Mario Graff

Heuristic Search and Natural Language Processing | Mario Graff

Heuristic Search and Natural Language Processing

August 07, 2024

Natural language processing (NLP) tasks such as identifying the polarity of a text, natural language inference, and named entity recognition can be defined as supervised learning problems. As expected, different Machine Learning (ML) techniques have been incorporated into the NLP field. Among these, one can find the usage of ensembles to improve the performance of single classifiers. However, in NLP, there is an extra ingredient to consider, which is the pre-trained models. One is faced with selecting the ML algorithms, the procedure to combine them, and the pre-trained models. Deciding the components that are the more suitable for solving a problem is a time-consuming and challenging task that depends on the user’s expertise; this decision problem gets more severe when the number of algorithms, combination schemes, and models increases, making it unfeasible to explore all the combinations. Under these conditions, one relies on search algorithms to choose the combination of these components that produce the best model. On the other hand, it is essential to mention that search algorithms are also used within the elements, e.g., they are used to estimate the parameters of the pre-trained models, estimate the weights of an artificial neural network or search for the text transformations and tokenizers used on the text.

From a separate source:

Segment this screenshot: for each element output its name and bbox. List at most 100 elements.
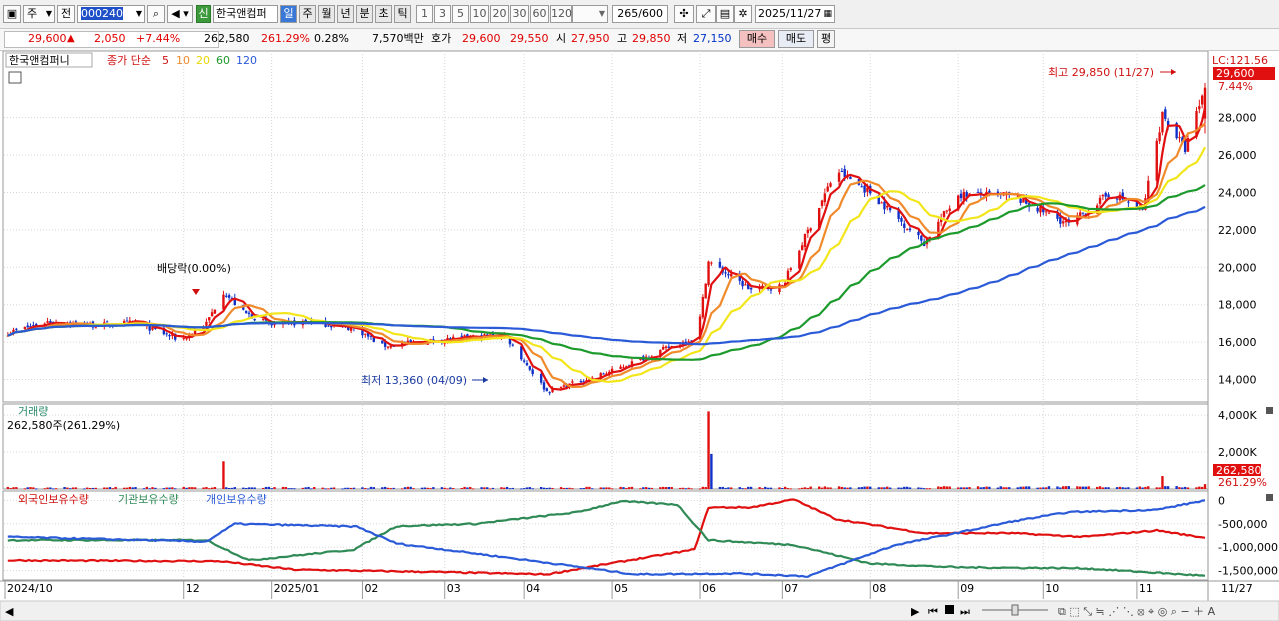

This research line aims to understand and develop algorithms capable of selecting the combination of pre-trained models, ML techniques, and the procedure to combine them given an NLP task. As one would imagine, there are a plethora of research projects that fit in this research avenue; however, the interest is on the following specific project that has as a starting point the research described in EvoMSA: A Multilingual Evolutionary Approach for Sentiment Analysis.